思った途端、瓦礫の山からホラー映画よろしく腕が生えた。その腕は瓦礫を掴み、次の瞬間体を押し上げてフィラロの姿が地上に現れる。薄汚れて服が破れ、鼻が変に捻じ曲がっているが、シルクハットは無事であった。
一体、シルクハットは何で出来ているんだろうか。報炉はぼんやりとそう思った。
「……いつの時代も、野蛮人の考えることは恐怖でしかありませんね」
「『教養人』の思考が狭すぎるだけだろ」
人間が猛獣の思考を理解できないのと同じく、知識人は野蛮人の思考を理解できない。歴史が何度も証明をしてきていることだ。
「しっかし、これでも死なねェのか」
【――Memory Bus, ejected.】脳内に音声を響かせつつ、報炉はマジシャンの記憶端子を抜き去った。
「人間じゃねえだろ、ンなもん」
続けて新たな記憶端子。首の蓋はだらりと開いたまま、雛鳥の如く今か今かと次の記憶端子を待っている。
「ま、コイツで終わりにしてやる」
そして差し込んだ。
脳内に、音声が鳴り響く。
【――Memory Bus, certiffffffffffffffffffffffffffffffff……………】
「……あ?」
突然、壊れた音声が雑音となって脳を襲う。
疑問に思う束の間、どろり、と視界が赤黒く染まった。ぼたり、と目から何かが垂れる。
地面を見下ろす。視界の色と同化してよく分からないが、垂れたものは自分の血液だと直感した。
次に体がぐらつく。鈍器で頭を殴られた直後の如き強烈な平衡感覚の欠如。2本脚で立つのも困難になったのか地面にへたり込んでしまった。
「んだ、よッ……、コイツァ……?」
頭蓋を打ち砕かれる痛みが今襲い掛かっていた。混乱する報炉を余所に、フィラロはその現象を理解していた。
過報。人間の処理能力を超えた情報量を注入すると、処理に耐え切れなくなって所謂オーバーヒートを起こす現象。限界を見極めずに過ぎてしまったことへの果報である。この状態に陥れば、まず立ち上がることすら困難になり、出血を起こす。ここで情報を更に流し込めばあまりの激痛と情報過多によって発狂死に至る。
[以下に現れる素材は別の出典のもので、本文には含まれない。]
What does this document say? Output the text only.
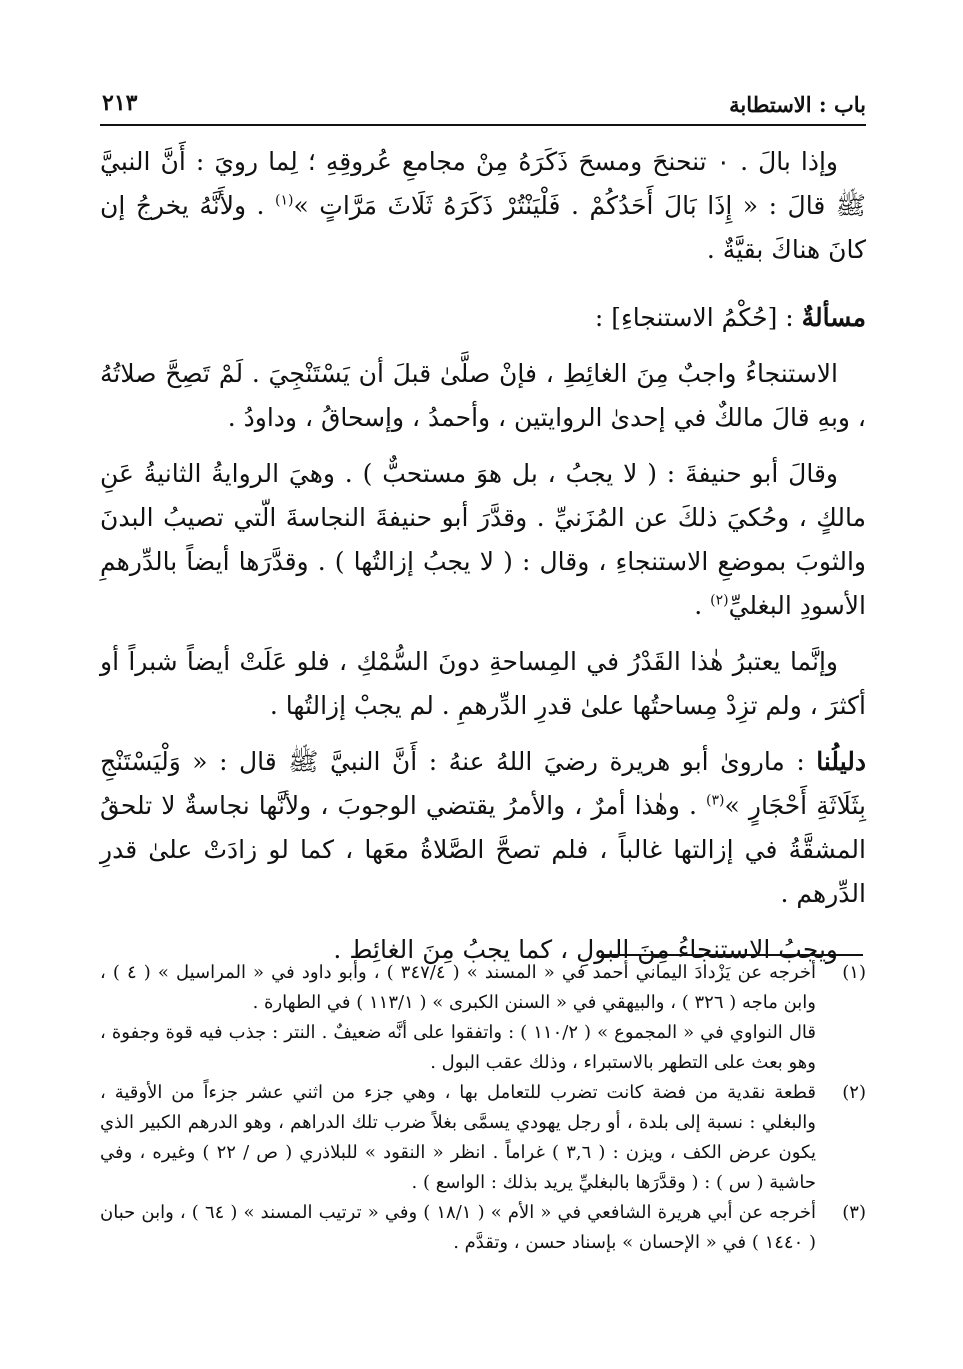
باب : الاستطابة
٢١٣

وإذا بالَ . ٠ تنحنحَ ومسحَ ذَكَرَهُ مِنْ مجامعِ عُروقِهِ ؛ لِما رويَ : أَنَّ النبيَّ ﷺ قالَ : « إِذَا بَالَ أَحَدُكُمْ . فَلْيَنْتُرْ ذَكَرَهُ ثَلَاثَ مَرَّاتٍ »$^{(١)}$ . ولأَنَّهُ يخرجُ إن كانَ هناكَ بقيَّةٌ .

مسألةٌ : [حُكْمُ الاستنجاءِ] :

الاستنجاءُ واجبٌ مِنَ الغائِطِ ، فإنْ صلَّىٰ قبلَ أن يَسْتَنْجِيَ . لَمْ تَصِحَّ صلاتُهُ ، وبهِ قالَ مالكٌ في إحدىٰ الروايتين ، وأحمدُ ، وإسحاقُ ، وداودُ .

وقالَ أبو حنيفةَ : ( لا يجبُ ، بل هوَ مستحبٌّ ) . وهيَ الروايةُ الثانيةُ عَنِ مالكٍ ، وحُكيَ ذلكَ عن المُزَنيِّ . وقدَّرَ أبو حنيفةَ النجاسةَ الّتي تصيبُ البدنَ والثوبَ بموضعِ الاستنجاءِ ، وقال : ( لا يجبُ إزالتُها ) . وقدَّرَها أيضاً بالدِّرهمِ الأسودِ البغليِّ$^{(٢)}$ .

وإنَّما يعتبرُ هٰذا القَدْرُ في المِساحةِ دونَ السُّمْكِ ، فلو عَلَتْ أيضاً شبراً أو أكثرَ ، ولم تزِدْ مِساحتُها علىٰ قدرِ الدِّرهمِ . لم يجبْ إزالتُها .

دليلُنا : ماروىٰ أبو هريرة رضيَ اللهُ عنهُ : أَنَّ النبيَّ ﷺ قال : « وَلْيَسْتَنْجِ بِثَلَاثَةِ أَحْجَارٍ »$^{(٣)}$ . وهٰذا أمرٌ ، والأمرُ يقتضي الوجوبَ ، ولأنَّها نجاسةٌ لا تلحقُ المشقَّةُ في إزالتها غالباً ، فلم تصحَّ الصَّلاةُ معَها ، كما لو زادَتْ علىٰ قدرِ الدِّرهم .

ويجبُ الاستنجاءُ مِنَ البولِ ، كما يجبُ مِنَ الغائِط .

(١)

أخرجه عن يَزْدادَ اليماني أحمد في « المسند » ( ٣٤٧/٤ ) ، وأبو داود في « المراسيل » ( ٤ ) ، وابن ماجه ( ٣٢٦ ) ، والبيهقي في « السنن الكبرى » ( ١١٣/١ ) في الطهارة .

قال النواوي في « المجموع » ( ١١٠/٢ ) : واتفقوا على أنَّه ضعيفٌ . النتر : جذب فيه قوة وجفوة ، وهو بعث على التطهر بالاستبراء ، وذلك عقب البول .

(٢)

قطعة نقدية من فضة كانت تضرب للتعامل بها ، وهي جزء من اثني عشر جزءاً من الأوقية ، والبغلي : نسبة إلى بلدة ، أو رجل يهودي يسمَّى بغلاً ضرب تلك الدراهم ، وهو الدرهم الكبير الذي يكون عرض الكف ، ويزن : ( ٣,٦ ) غراماً . انظر « النقود » للبلاذري ( ص / ٢٢ ) وغيره ، وفي حاشية ( س ) : ( وقدَّرَها بالبغليِّ يريد بذلك : الواسع ) .

(٣)

أخرجه عن أبي هريرة الشافعي في « الأم » ( ١٨/١ ) وفي « ترتيب المسند » ( ٦٤ ) ، وابن حبان ( ١٤٤٠ ) في « الإحسان » بإسناد حسن ، وتقدَّم .
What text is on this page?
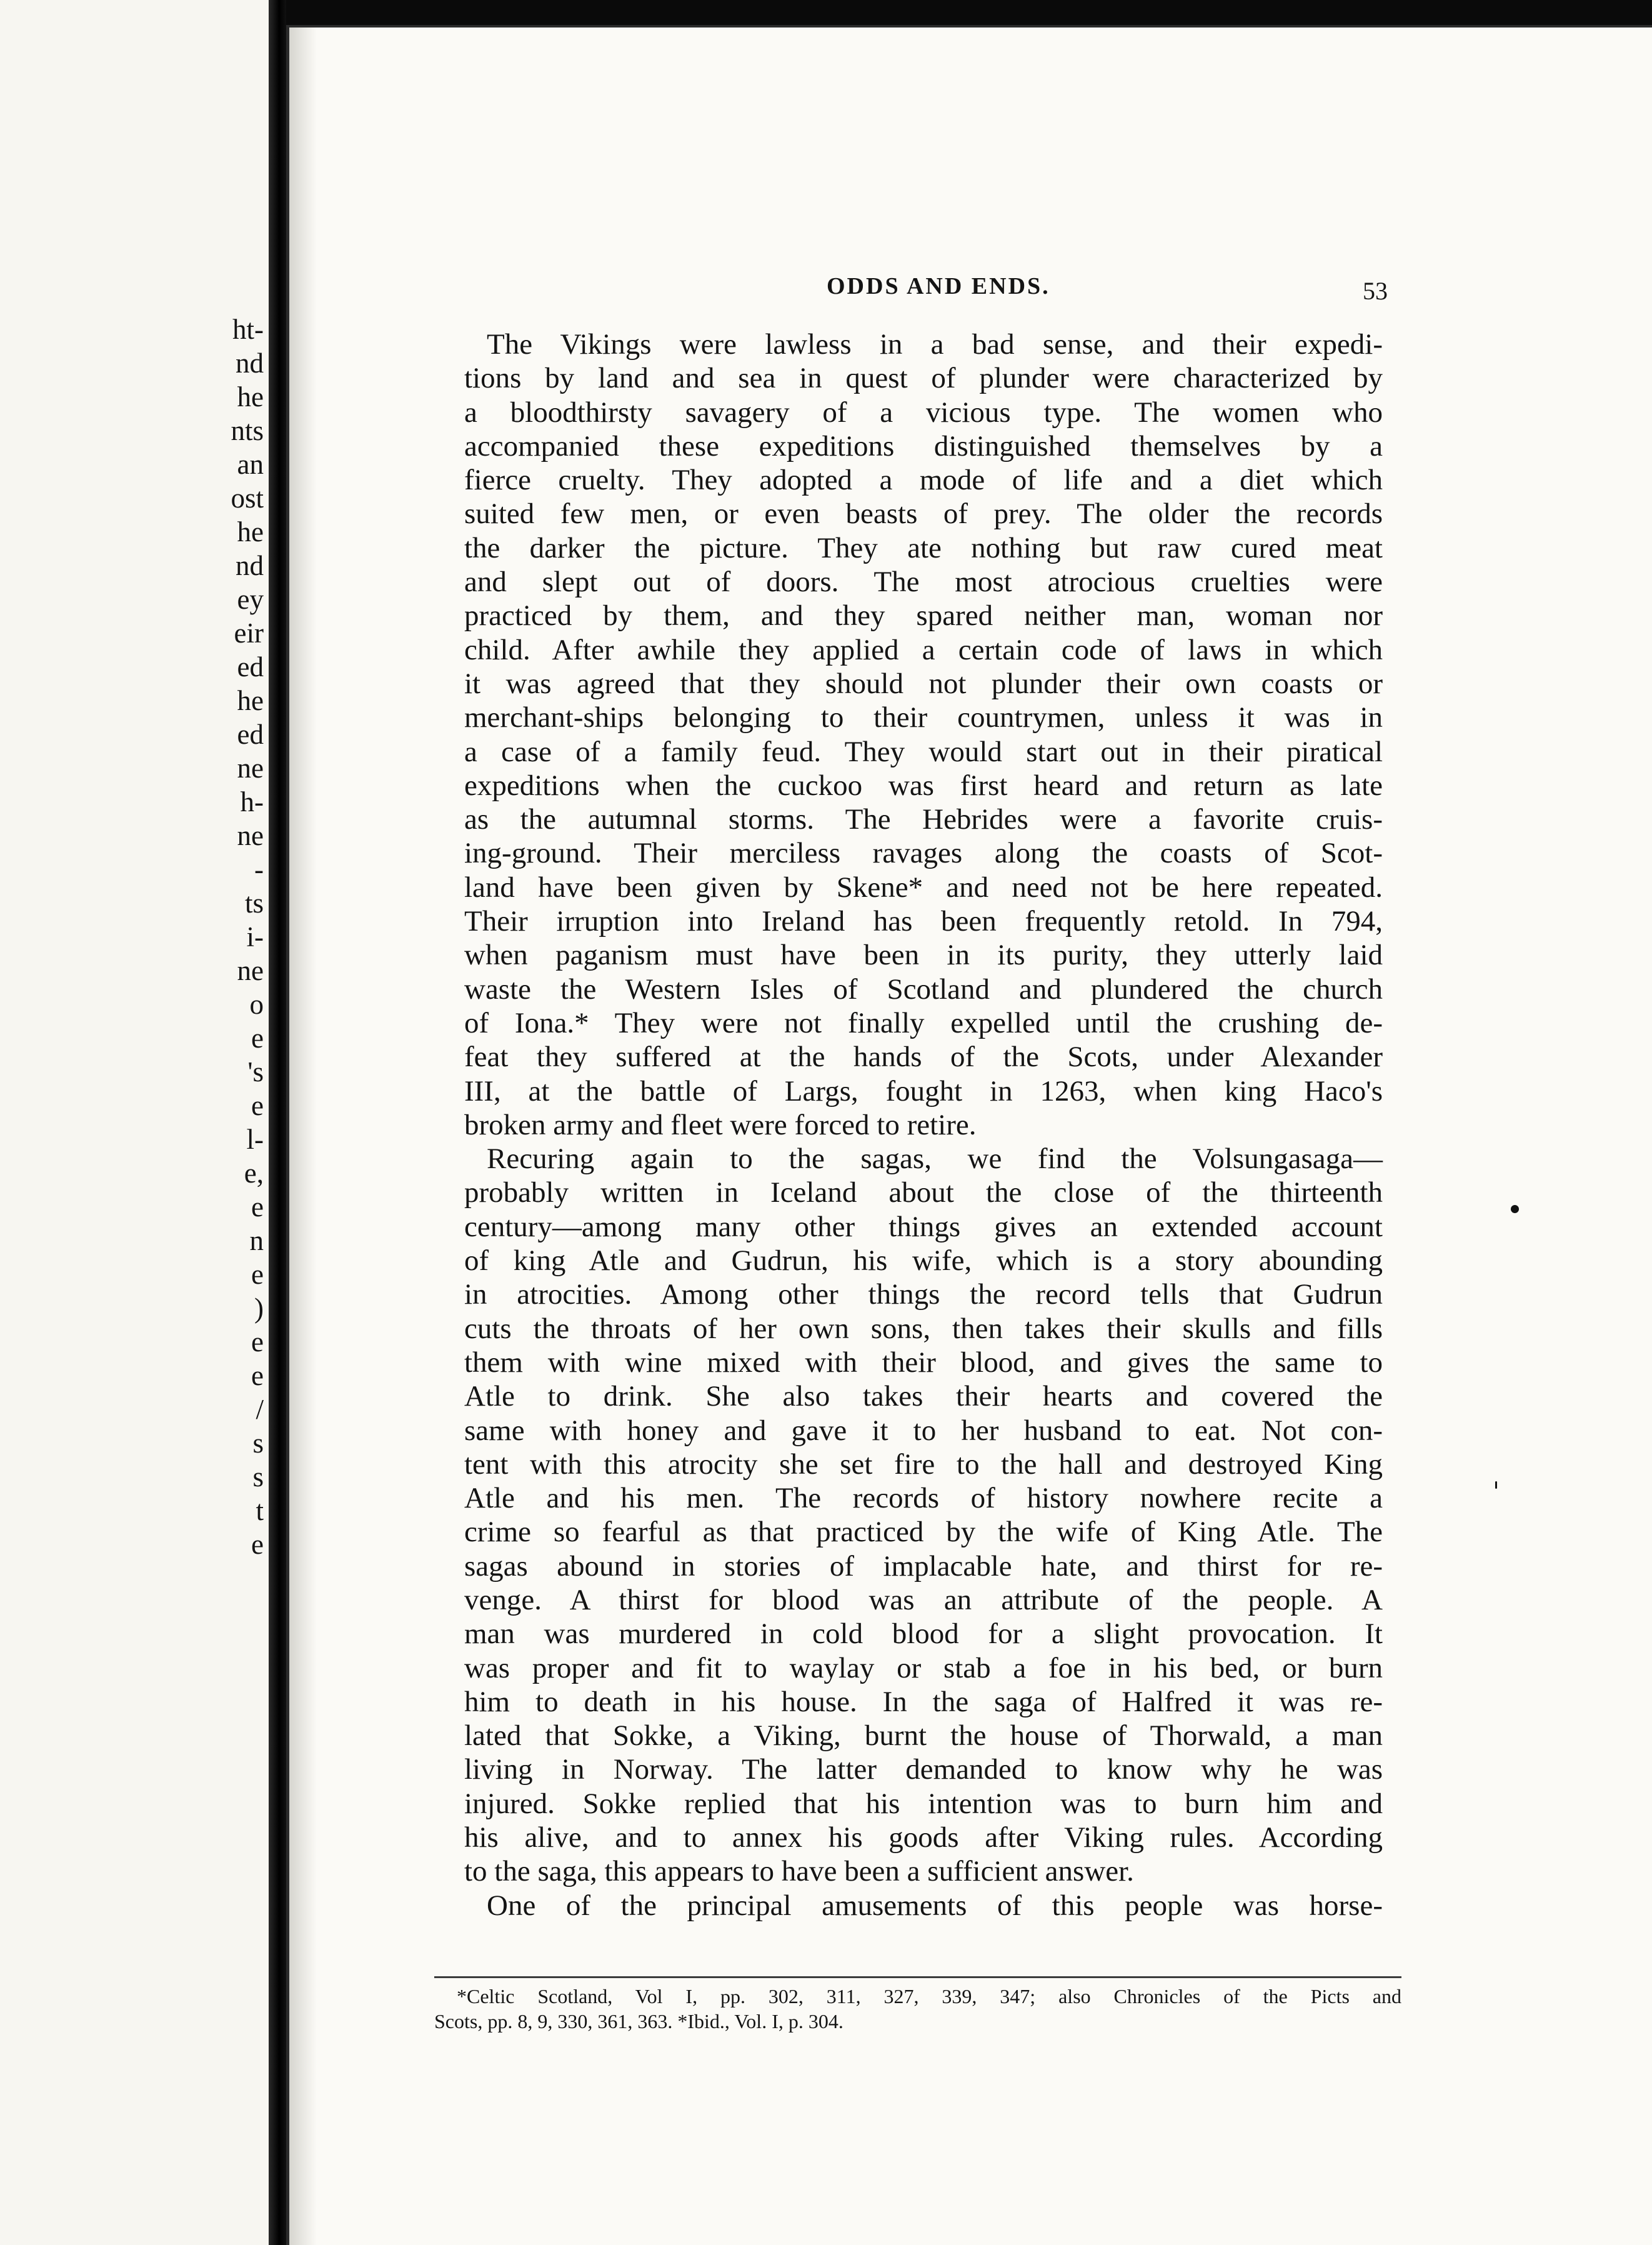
ht-
nd
he
nts
an
ost
he
nd
ey
eir
ed
he
ed
ne
h-
ne
-
ts
i-
ne
o
e
's
e
l-
e,
e
n
e
)
e
e
/
s
s
t
e
ODDS AND ENDS.	53
The Vikings were lawless in a bad sense, and their expedi-
tions by land and sea in quest of plunder were characterized by
a bloodthirsty savagery of a vicious type. The women who
accompanied these expeditions distinguished themselves by a
fierce cruelty. They adopted a mode of life and a diet which
suited few men, or even beasts of prey. The older the records
the darker the picture. They ate nothing but raw cured meat
and slept out of doors. The most atrocious cruelties were
practiced by them, and they spared neither man, woman nor
child. After awhile they applied a certain code of laws in which
it was agreed that they should not plunder their own coasts or
merchant-ships belonging to their countrymen, unless it was in
a case of a family feud. They would start out in their piratical
expeditions when the cuckoo was first heard and return as late
as the autumnal storms. The Hebrides were a favorite cruis-
ing-ground. Their merciless ravages along the coasts of Scot-
land have been given by Skene* and need not be here repeated.
Their irruption into Ireland has been frequently retold. In 794,
when paganism must have been in its purity, they utterly laid
waste the Western Isles of Scotland and plundered the church
of Iona.* They were not finally expelled until the crushing de-
feat they suffered at the hands of the Scots, under Alexander
III, at the battle of Largs, fought in 1263, when king Haco's
broken army and fleet were forced to retire.
Recuring again to the sagas, we find the Volsungasaga—
probably written in Iceland about the close of the thirteenth
century—among many other things gives an extended account
of king Atle and Gudrun, his wife, which is a story abounding
in atrocities. Among other things the record tells that Gudrun
cuts the throats of her own sons, then takes their skulls and fills
them with wine mixed with their blood, and gives the same to
Atle to drink. She also takes their hearts and covered the
same with honey and gave it to her husband to eat. Not con-
tent with this atrocity she set fire to the hall and destroyed King
Atle and his men. The records of history nowhere recite a
crime so fearful as that practiced by the wife of King Atle. The
sagas abound in stories of implacable hate, and thirst for re-
venge. A thirst for blood was an attribute of the people. A
man was murdered in cold blood for a slight provocation. It
was proper and fit to waylay or stab a foe in his bed, or burn
him to death in his house. In the saga of Halfred it was re-
lated that Sokke, a Viking, burnt the house of Thorwald, a man
living in Norway. The latter demanded to know why he was
injured. Sokke replied that his intention was to burn him and
his alive, and to annex his goods after Viking rules. According
to the saga, this appears to have been a sufficient answer.
One of the principal amusements of this people was horse-
*Celtic Scotland, Vol I, pp. 302, 311, 327, 339, 347; also Chronicles of the Picts and
Scots, pp. 8, 9, 330, 361, 363. *Ibid., Vol. I, p. 304.
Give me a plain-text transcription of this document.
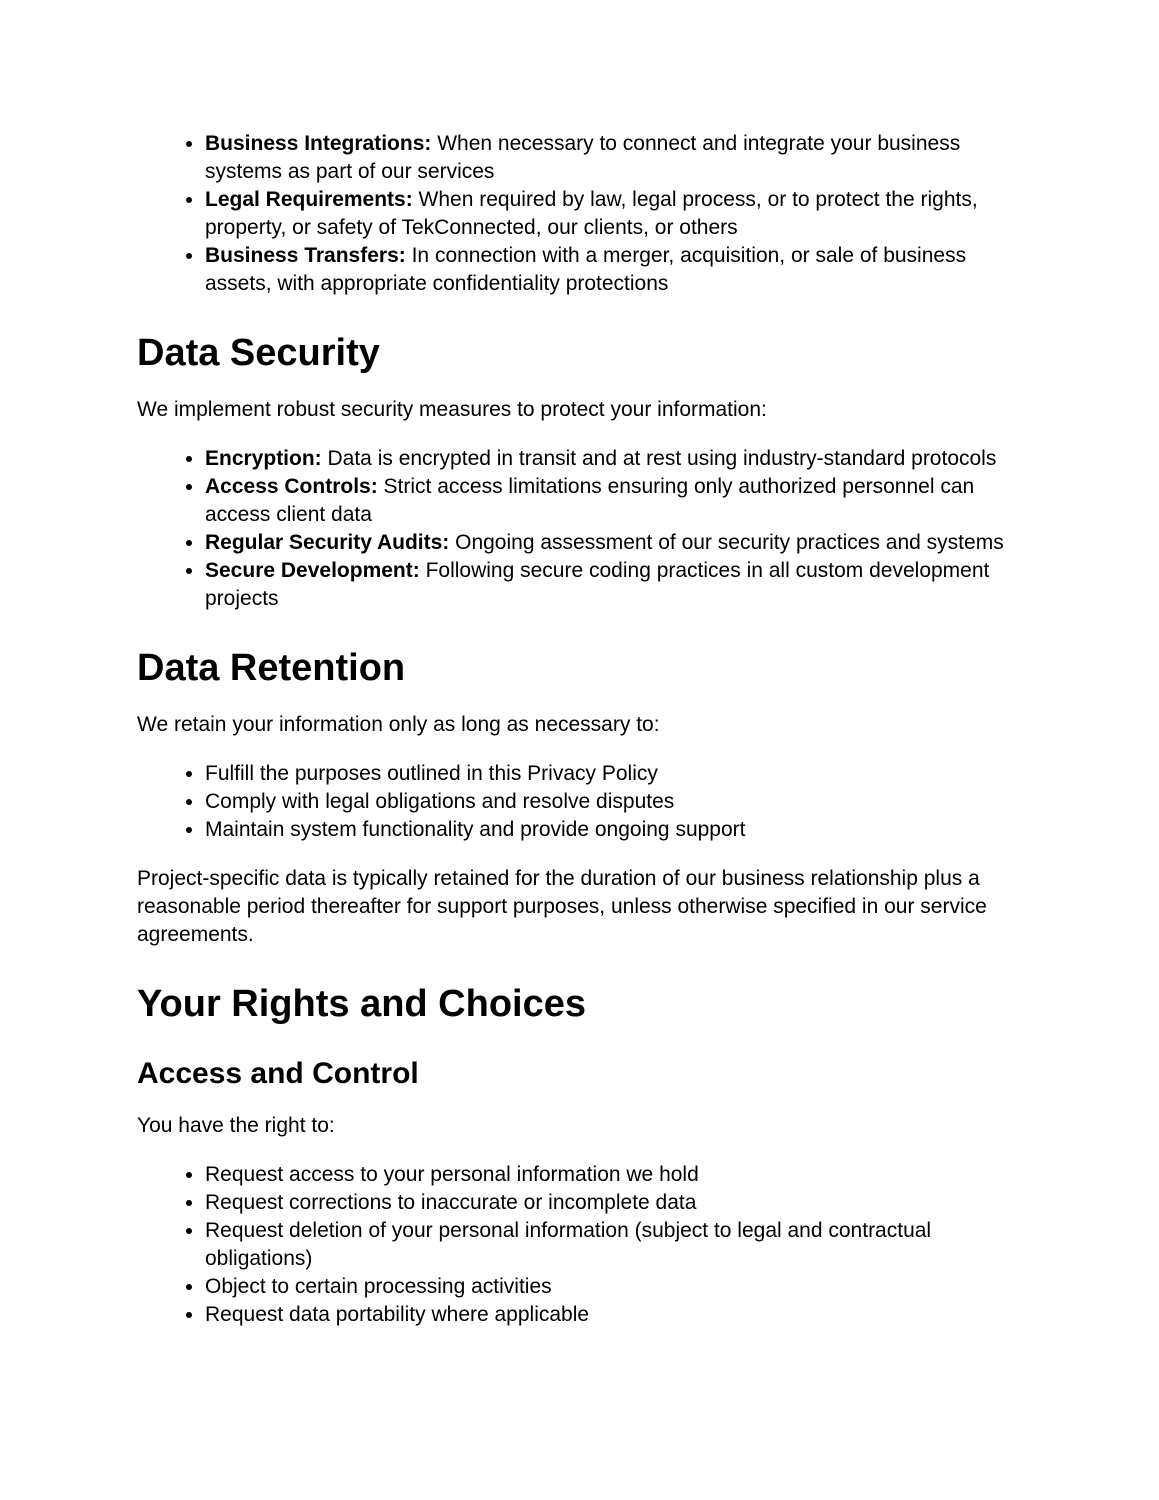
• Business Integrations: When necessary to connect and integrate your business systems as part of our services
• Legal Requirements: When required by law, legal process, or to protect the rights, property, or safety of TekConnected, our clients, or others
• Business Transfers: In connection with a merger, acquisition, or sale of business assets, with appropriate confidentiality protections
Data Security

We implement robust security measures to protect your information:

• Encryption: Data is encrypted in transit and at rest using industry-standard protocols
• Access Controls: Strict access limitations ensuring only authorized personnel can access client data
• Regular Security Audits: Ongoing assessment of our security practices and systems
• Secure Development: Following secure coding practices in all custom development projects
Data Retention

We retain your information only as long as necessary to:

• Fulfill the purposes outlined in this Privacy Policy
• Comply with legal obligations and resolve disputes
• Maintain system functionality and provide ongoing support

Project-specific data is typically retained for the duration of our business relationship plus a reasonable period thereafter for support purposes, unless otherwise specified in our service agreements.

Your Rights and Choices
Access and Control

You have the right to:

• Request access to your personal information we hold
• Request corrections to inaccurate or incomplete data
• Request deletion of your personal information (subject to legal and contractual obligations)
• Object to certain processing activities
• Request data portability where applicable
そう――それは、絡生の両親の死因と同じ。死刑『剰報刑』にも応用されている、余にも有り触れた現象だった。
閑話休題。
兎も角も、一度起これば誰であれ起き上がることができなくなる現象。普通ならばこれ幸いと隙を突いて拳銃で止めを刺すところであるが、フィラロはそうせず、拳銃を大人しく仕舞った。
彼の目的は報炉の殺害ではなく、経過観察なのだから。
「……そろそろ、小生はお暇させて頂こう」
会釈をして踵を返す。ここまでデータを取ることが出来れば少しは奴らも満足するだろう。
仕事はここまでだ。
瓦礫を踏みつけ、フィラロは戦場を後にする――。
「おい、待てやコラ」
肩を、握られる。
ゾッとした。
先にも言ったが、過報に陥れば立つことすら困難になる。歩くなんて以ての外だ。
その一般的事実を否定して、報炉は血塗れの笑顔を浮かべながら立ち上がった。剰え歩いて、フィラロの元に辿り着いた!
驚愕のあまり作ってしまった隙を突かれ、格納していた拳銃も抜き取られ後ろに放り投げられる。
「逃がす訳ねえだろ。ここで殺すって言った筈だ」
……化物。
フィラロの頭の中にはその2文字が浮かび上がる。
実際化物だろう――何せ報炉は、発狂して死に至る刑罰『剰報刑』で歴史上唯一、正気のまま笑って、悪態すらついて死んだ受刑者なのだ。数本の記憶端子の情報量の過剰摂取如きでは、彼は倒れず死なない。
(何が、どうなっているのだ! 何をどうすれば、此処まで脳は強靭になるのだ!?)
常識の通用しない相手を前に混乱するフィラロの首を、報炉は片手で掴み上げる。報炉は脳のリミッターを外しているのか、少女の手により大人の男の体が持ち上がり足を地面から離されるという、有り得ない状況が繰り広げられた。
「死ね」
報炉の手に力が籠められる。骨と肉と皮膚でできた小さな万力が、フィラロの首を握り潰していく。
「ぐ、ぐ……っ!!」
「ぎゃはははっ! そうそう、これだよこれ……ムカつく奴が殺される前の感覚が堪らねェ」
あと数秒。あと数秒で、首が弾け飛んで頭部と胴体が千切り離される。フィラロにはこれ以上武器もなく、攻撃しようにも確実に報炉の殺害の方が速い。従って相手に出来ることはと言えば、泡を吹いて苦しみ足掻きながら死を待つことのみ。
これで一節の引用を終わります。